Sergey Mavrodi (RIA Novosti / Ilya Pitalev)
The man once labeled in Russia as a fraudster has allegedly come up with a way to curb inflation in Belarus – to open branches of his new financial scheme.

­Mavrodi, who has chosen video addresses as the best means of persuading potential clients – and now even heads of state – asked Belarusian President Aleksandr Lukashenko to authorize the MMM scheme. The plan could save the Belarusian economy from the devaluation of the national currency and foreign currency deficit. The “financial genius” promised Lukashenko the scheme would stop inflation and the fall of the national currency.

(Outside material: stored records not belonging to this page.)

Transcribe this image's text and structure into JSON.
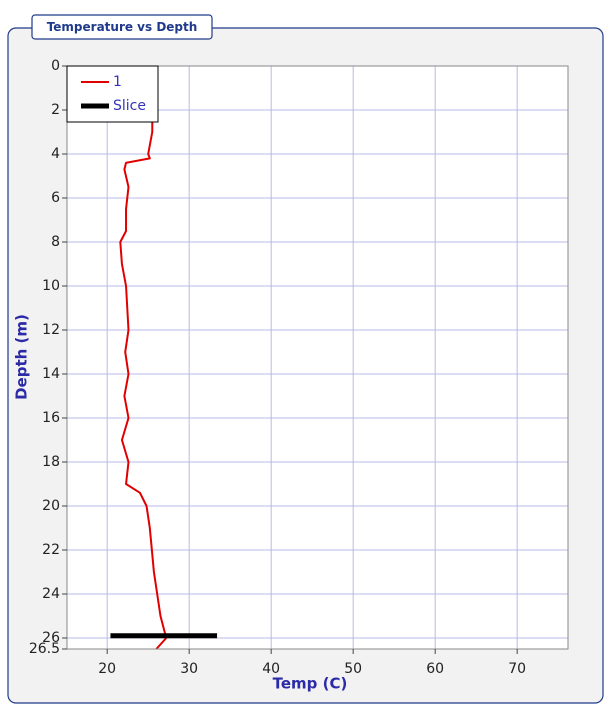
{
  "chart_data": {
    "type": "line",
    "title": "Temperature vs Depth",
    "x_label": "Temp (C)",
    "y_label": "Depth (m)",
    "xlim": [
      15.1,
      76.2
    ],
    "xticks": [
      20,
      30,
      40,
      50,
      60,
      70
    ],
    "ylim": [
      0,
      26.5
    ],
    "yticks": [
      0,
      2,
      4,
      6,
      8,
      10,
      12,
      14,
      16,
      18,
      20,
      22,
      24,
      26,
      26.5
    ],
    "y_inverted": true,
    "grid": true,
    "legend": "upper left",
    "series": [
      {
        "name": "1",
        "color": "#e00000",
        "x": [
          25.5,
          25.5,
          25.0,
          25.2,
          22.3,
          22.1,
          22.6,
          22.3,
          22.3,
          21.6,
          21.8,
          22.3,
          22.6,
          22.2,
          22.6,
          22.1,
          22.6,
          21.8,
          22.6,
          22.3,
          24.0,
          24.8,
          25.2,
          25.7,
          26.5,
          27.2,
          26.0
        ],
        "y": [
          1.5,
          3,
          4,
          4.2,
          4.4,
          4.7,
          5.5,
          6.5,
          7.5,
          8,
          9,
          10,
          12,
          13,
          14,
          15,
          16,
          17,
          18,
          19,
          19.4,
          20,
          21,
          23,
          25,
          26,
          26.5
        ]
      },
      {
        "name": "Slice",
        "color": "#000000",
        "x": [
          20.4,
          33.4
        ],
        "y": [
          25.9,
          25.9
        ]
      }
    ]
  }
}
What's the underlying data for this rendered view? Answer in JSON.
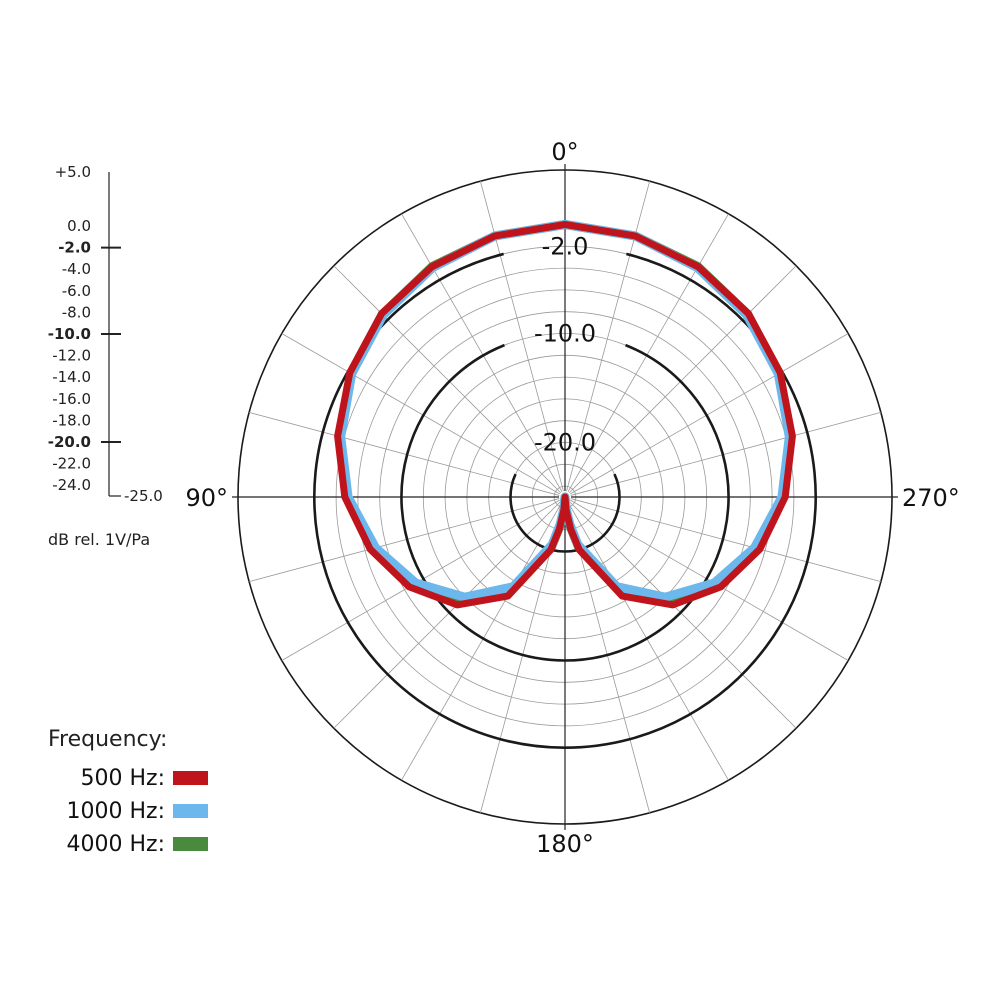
{
  "chart_data": {
    "type": "polar",
    "polar_type": "microphone-pickup-pattern",
    "angle_labels": [
      "0°",
      "90°",
      "180°",
      "270°"
    ],
    "angle_label_positions": [
      "top",
      "left",
      "bottom",
      "right"
    ],
    "spoke_step_deg": 15,
    "radial_axis": {
      "min": -25.0,
      "max": 5.0,
      "unit_label": "dB rel. 1V/Pa",
      "tick_labels": [
        "+5.0",
        "0.0",
        "-2.0",
        "-4.0",
        "-6.0",
        "-8.0",
        "-10.0",
        "-12.0",
        "-14.0",
        "-16.0",
        "-18.0",
        "-20.0",
        "-22.0",
        "-24.0",
        "-25.0"
      ],
      "tick_values": [
        5.0,
        0.0,
        -2.0,
        -4.0,
        -6.0,
        -8.0,
        -10.0,
        -12.0,
        -14.0,
        -16.0,
        -18.0,
        -20.0,
        -22.0,
        -24.0,
        -25.0
      ],
      "bold_ticks": [
        -2.0,
        -10.0,
        -20.0
      ],
      "ring_values": [
        -24,
        -22,
        -20,
        -18,
        -16,
        -14,
        -12,
        -10,
        -8,
        -6,
        -4,
        -2,
        5
      ],
      "highlight_rings": [
        -2.0,
        -10.0,
        -20.0
      ],
      "highlight_ring_labels": [
        "-2.0",
        "-10.0",
        "-20.0"
      ]
    },
    "legend": {
      "title": "Frequency:",
      "entries": [
        {
          "label": "500 Hz:",
          "color": "#c0141c"
        },
        {
          "label": "1000 Hz:",
          "color": "#6cb8ec"
        },
        {
          "label": "4000 Hz:",
          "color": "#4a8a3c"
        }
      ]
    },
    "series": [
      {
        "name": "500 Hz",
        "color": "#c0141c",
        "angles_deg": [
          0,
          15,
          30,
          45,
          60,
          75,
          90,
          105,
          120,
          135,
          150,
          165,
          170,
          175,
          180,
          185,
          190,
          195,
          210,
          225,
          240,
          255,
          270,
          285,
          300,
          315,
          330,
          345,
          360
        ],
        "db": [
          0.0,
          -0.2,
          -0.6,
          -1.2,
          -2.2,
          -3.4,
          -4.8,
          -6.5,
          -8.5,
          -11.0,
          -14.5,
          -20.0,
          -22.0,
          -23.8,
          -25.0,
          -23.8,
          -22.0,
          -20.0,
          -14.5,
          -11.0,
          -8.5,
          -6.5,
          -4.8,
          -3.4,
          -2.2,
          -1.2,
          -0.6,
          -0.2,
          0.0
        ]
      },
      {
        "name": "1000 Hz",
        "color": "#6cb8ec",
        "angles_deg": [
          0,
          15,
          30,
          45,
          60,
          75,
          90,
          105,
          120,
          135,
          150,
          165,
          170,
          175,
          180,
          185,
          190,
          195,
          210,
          225,
          240,
          255,
          270,
          285,
          300,
          315,
          330,
          345,
          360
        ],
        "db": [
          0.0,
          -0.2,
          -0.7,
          -1.4,
          -2.4,
          -3.7,
          -5.1,
          -7.0,
          -9.2,
          -12.0,
          -15.5,
          -20.5,
          -22.5,
          -24.0,
          -25.0,
          -24.0,
          -22.5,
          -20.5,
          -15.5,
          -12.0,
          -9.2,
          -7.0,
          -5.1,
          -3.7,
          -2.4,
          -1.4,
          -0.7,
          -0.2,
          0.0
        ]
      },
      {
        "name": "4000 Hz",
        "color": "#4a8a3c",
        "angles_deg": [
          0,
          15,
          30,
          45,
          60,
          75,
          90,
          105,
          120,
          135,
          150,
          165,
          170,
          175,
          180,
          185,
          190,
          195,
          210,
          225,
          240,
          255,
          270,
          285,
          300,
          315,
          330,
          345,
          360
        ],
        "db": [
          0.0,
          -0.2,
          -0.6,
          -1.3,
          -2.3,
          -3.6,
          -5.0,
          -6.8,
          -9.0,
          -11.8,
          -15.3,
          -20.3,
          -22.3,
          -23.9,
          -25.0,
          -23.9,
          -22.3,
          -20.3,
          -15.3,
          -11.8,
          -9.0,
          -6.8,
          -5.0,
          -3.6,
          -2.3,
          -1.3,
          -0.6,
          -0.2,
          0.0
        ]
      }
    ]
  }
}
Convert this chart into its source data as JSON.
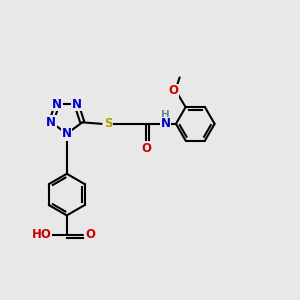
{
  "background_color": "#e8e8e8",
  "bond_color": "#000000",
  "bond_lw": 1.5,
  "font_size": 8.5,
  "colors": {
    "N": "#0000cc",
    "O": "#cc0000",
    "S": "#b8a000",
    "C": "#000000",
    "H": "#5a9090"
  }
}
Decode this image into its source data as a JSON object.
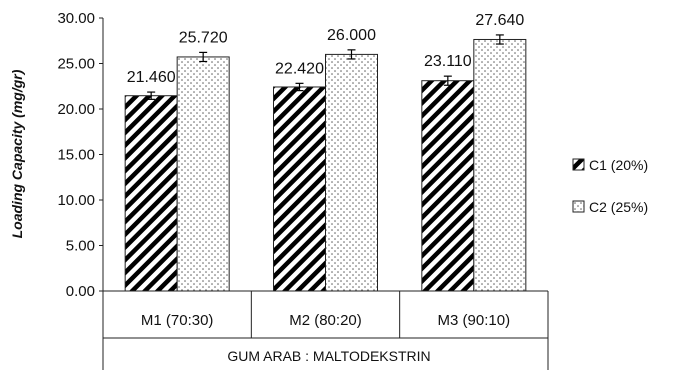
{
  "chart_data": {
    "type": "bar",
    "title": "",
    "xlabel": "GUM ARAB : MALTODEKSTRIN",
    "ylabel": "Loading Capacity (mg/gr)",
    "ylim": [
      0,
      30
    ],
    "yticks": [
      "0.00",
      "5.00",
      "10.00",
      "15.00",
      "20.00",
      "25.00",
      "30.00"
    ],
    "ytick_values": [
      0,
      5,
      10,
      15,
      20,
      25,
      30
    ],
    "categories": [
      "M1 (70:30)",
      "M2 (80:20)",
      "M3 (90:10)"
    ],
    "series": [
      {
        "name": "C1 (20%)",
        "pattern": "diagonal-stripes",
        "values": [
          21.46,
          22.42,
          23.11
        ],
        "labels": [
          "21.460",
          "22.420",
          "23.110"
        ],
        "errors": [
          0.4,
          0.4,
          0.5
        ]
      },
      {
        "name": "C2 (25%)",
        "pattern": "dots",
        "values": [
          25.72,
          26.0,
          27.64
        ],
        "labels": [
          "25.720",
          "26.000",
          "27.640"
        ],
        "errors": [
          0.5,
          0.5,
          0.5
        ]
      }
    ],
    "grid": false,
    "legend_position": "right",
    "colors": {
      "stripe": "#000000",
      "dot": "#555555",
      "outline": "#222222",
      "bar_bg": "#ffffff"
    }
  }
}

In Russia, where he was once convicted for destroying the savings of about five million investors according to estimates, Mavrodi has tried to create a new financial pyramid scheme, which largely exists only as his blog on the internet rather than as a real financial instrument. He is convinced his MMM financial pyramid helped in the 1990s to curb inflation along with short-term government bonds, GKOs. If the authorities in Belarus use the same methods, they will manage to improve the country’s ailing economy, he says.

Some believe that the MMM-2011 project, banned in Russia, was just a PR stunt invented before the release of the movie "PyraMMMid". But by directly addressing the Belarusian leader, Mavrodi is dragging his new scheme to an international level.

The financial pyramid will attract and “tie” people’s savings and offer the Belarusian authorities’ grace which they badly need now, Mavrodi said.

Lukashenko has not responded to Mavrodi’s offer. The Belarusian leader recently promised to stabilize the economy in one or two months, but the national bank had to devalue the country’s currency. Some analysts believe that only foreign loans may save the Belarusian economy.

Russian Financial Minister Aleksey Kudrin said this week that Belarus may get $1 billion from the anti-crisis fund of the Eurasian Economic Community (EurAsEC) and another $1 billion in each of the next two years. But the option of Russia extending credits to Minsk is not under consideration now, he said.

EurAsEC’s funds are not sufficient, Kudrin said, adding that Belarus will have to go to the International Monetary Fund (IMF). Moscow is ready to support Minsk’s request, he added.